Question

I am having trouble trying to understand this problem: http://www.wolframalpha.com/input/?i=int+from+0+to+infinity%3A+e^%28-1%2Fx%29%2Fx^2

Answer 1

1/0 not allowed.

Answer 2

Heres the issue:

Answer 3

http://www.wolframalpha.com/input/?i=int+from+0.1+to+infinity%3A+e^%28-1%2Fx%29%2Fx^2

Answer 4

If I integrate I get: http://www.wolframalpha.com/input/?i=int+e^%28-1%2Fx%29%2Fx^2

Answer 5

And then If I plug in the upper bound I get 1: http://www.wolframalpha.com/input/?i=e^%28-1%2Fx%29+for+x+%3D+infinity

Answer 6

put 1/x =t then change the limits and dx=-dt/x^2
http://www.wolframalpha.com/input/?i=int+from+infinty+to+0%3A+e^%28-x%29

Answer 7

So how do I deal with 1 - indeterminant I guess is the question

Answer 8

Then you plug the lower bound and get 0, since\[\lim_{x \to 0^+} e^{-1/x} = \lim_{u \to -\infty} e^u = 0.\]

Answer 9

Indeterminate forms need to be dealt with analytically as Krebante showed u (but you can figure out via Wolfram as well)

Answer 10

The lim as x->0 is only 0 from the high side

Answer 11

The high side is the only one that matters, because 0 is the lower bound of the integral. The function is only taking values inside the interval \[[0, \infty),\]so you can forget about negative numbers.

Answer 12

That's the definition of an improper integral: http://en.wikipedia.org/wiki/Improper_integral
(notice the limits are always one-sided limits).

Answer 13

Ok

Answer 14

So then with that knowledge I dont see the need for any substitutions beyond solving the integral...

Answer 15

I solve it to get e^(-1/x)

Answer 16

then subtract lim->0from high (0) from lim -> infinity from low ( = 1)

Answer 17

1 - 0 = 1

Answer 18

Yes, that's correct.
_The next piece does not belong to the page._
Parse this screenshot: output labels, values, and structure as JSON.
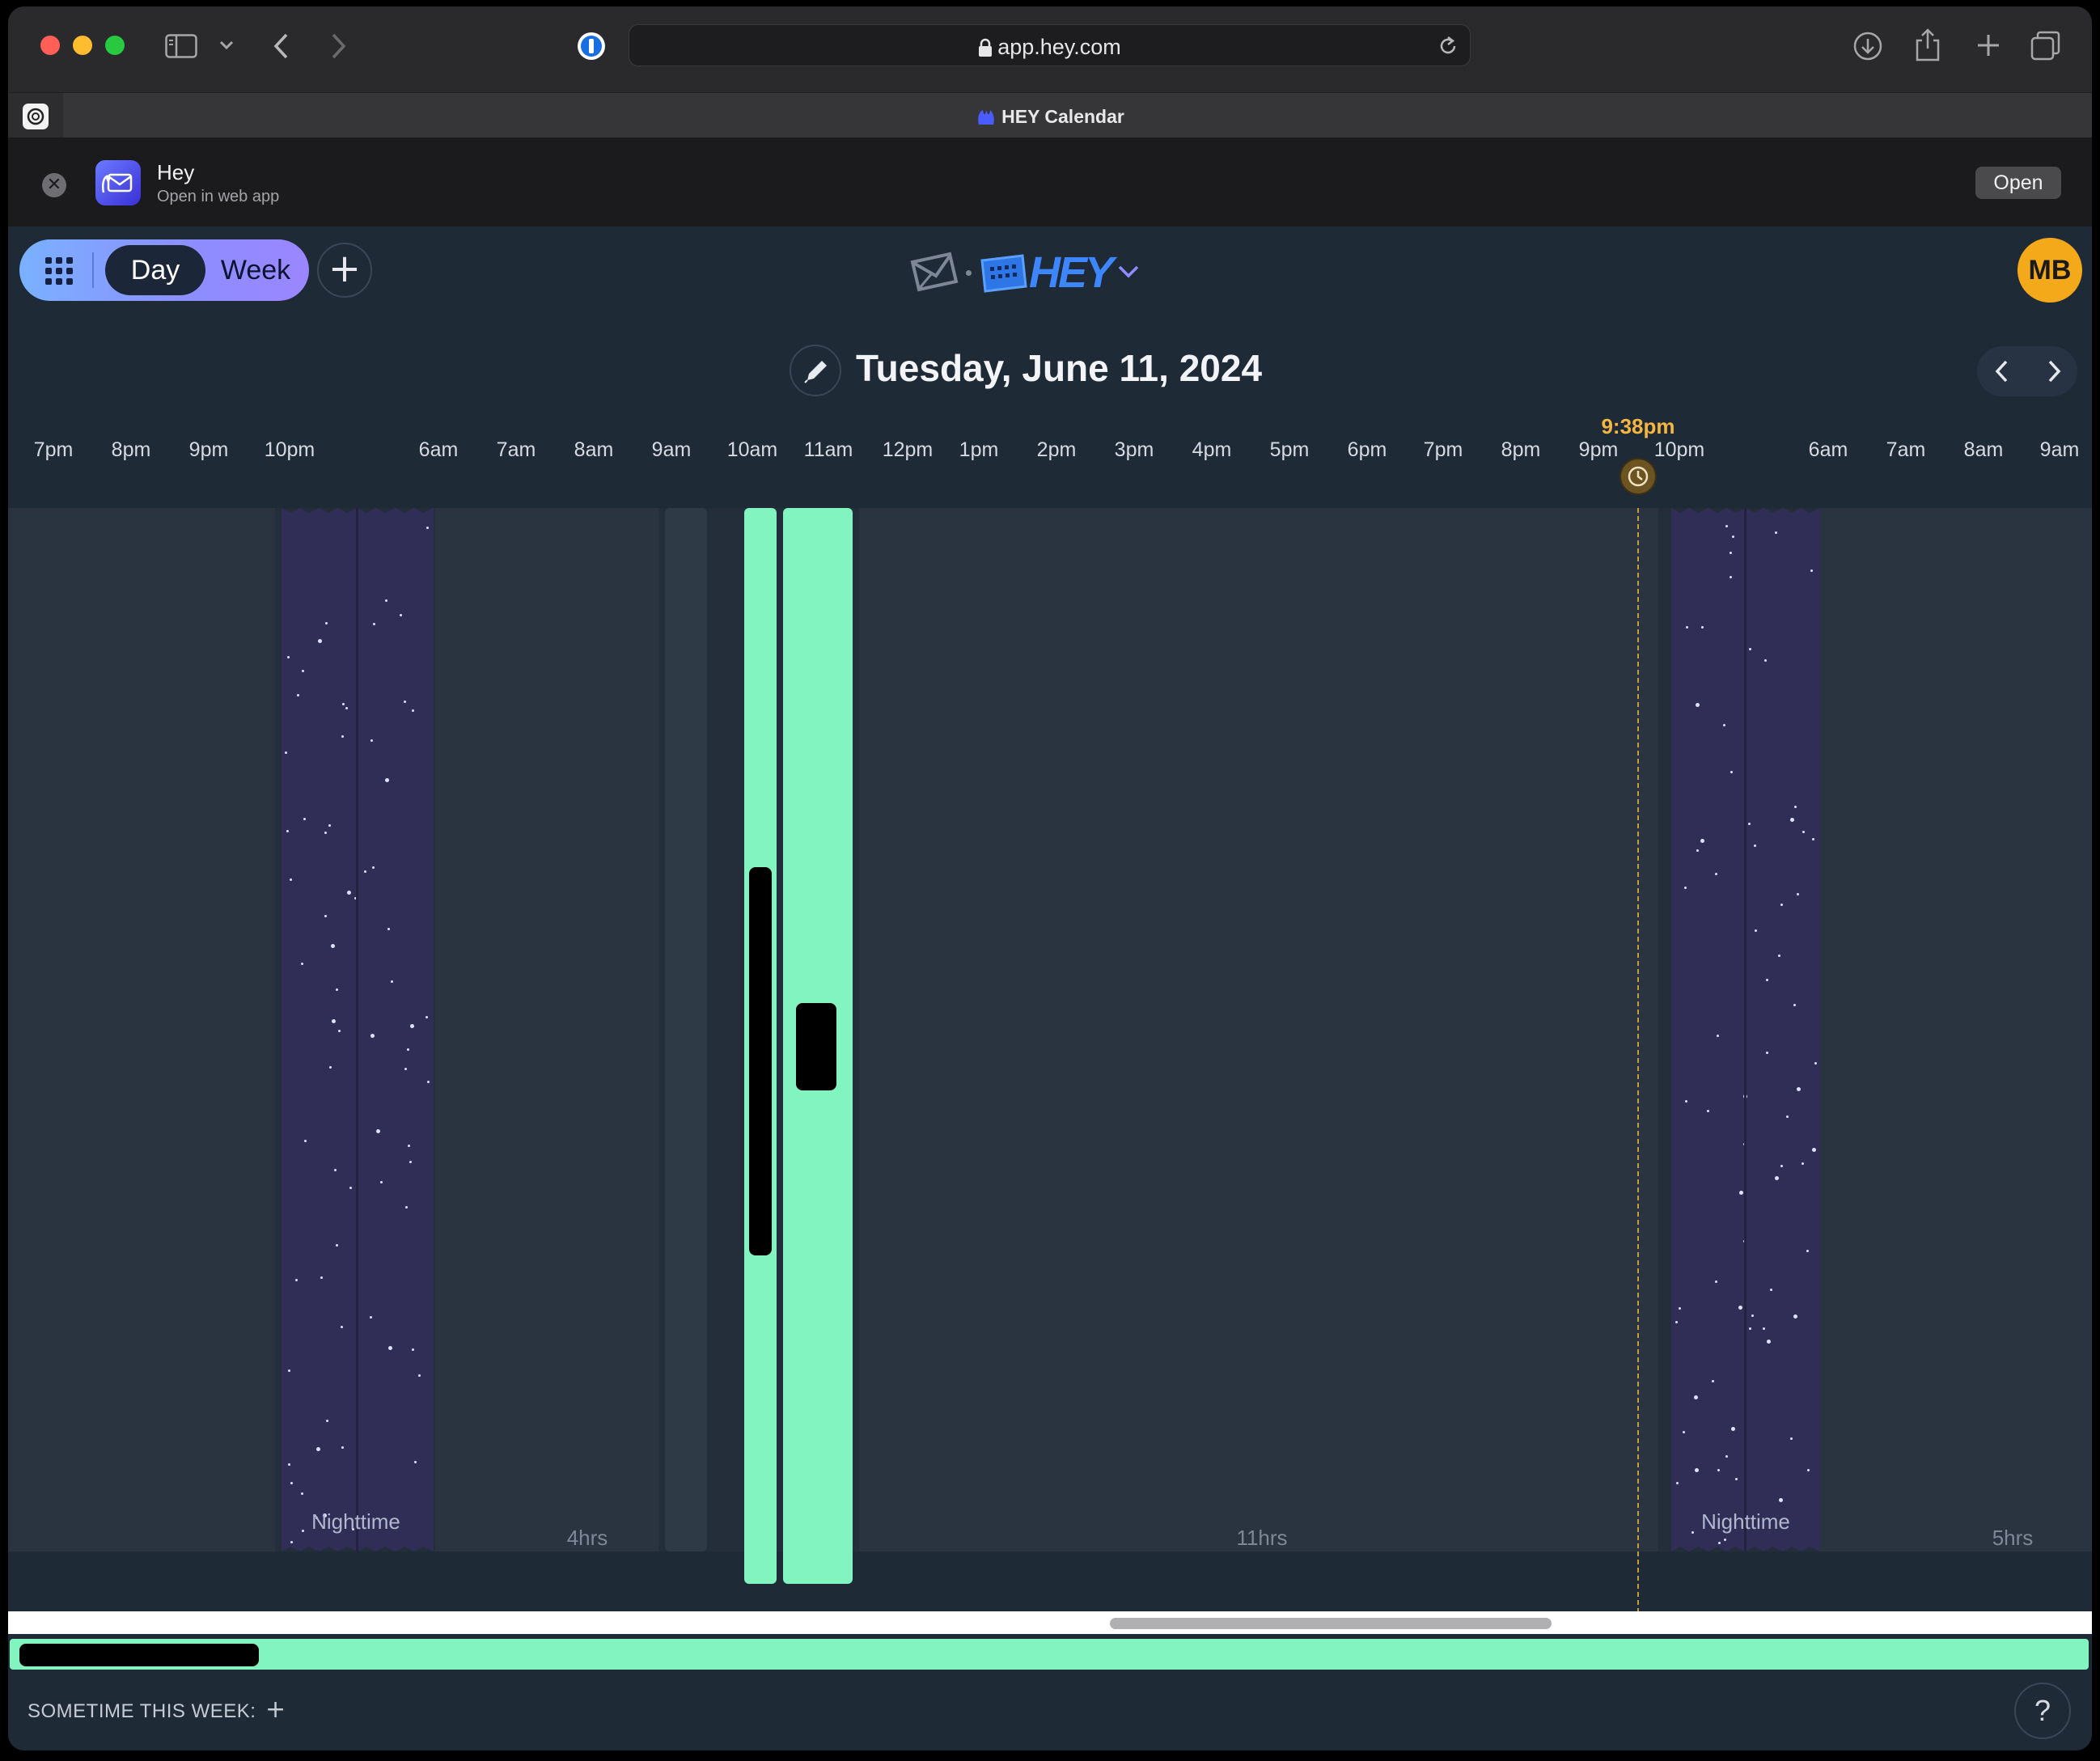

You don't need to use any substitution in this case.

Answer 19

So is that like a theorem? improper integrals only use 1 sided limits? and the upper bound is the lim from the low, the bottom bound is the lim from the high?

Answer 20

It's not a theorem, it's the definition.

Answer 21

Ok thanks so much!!

Answer 22

You are very welcome.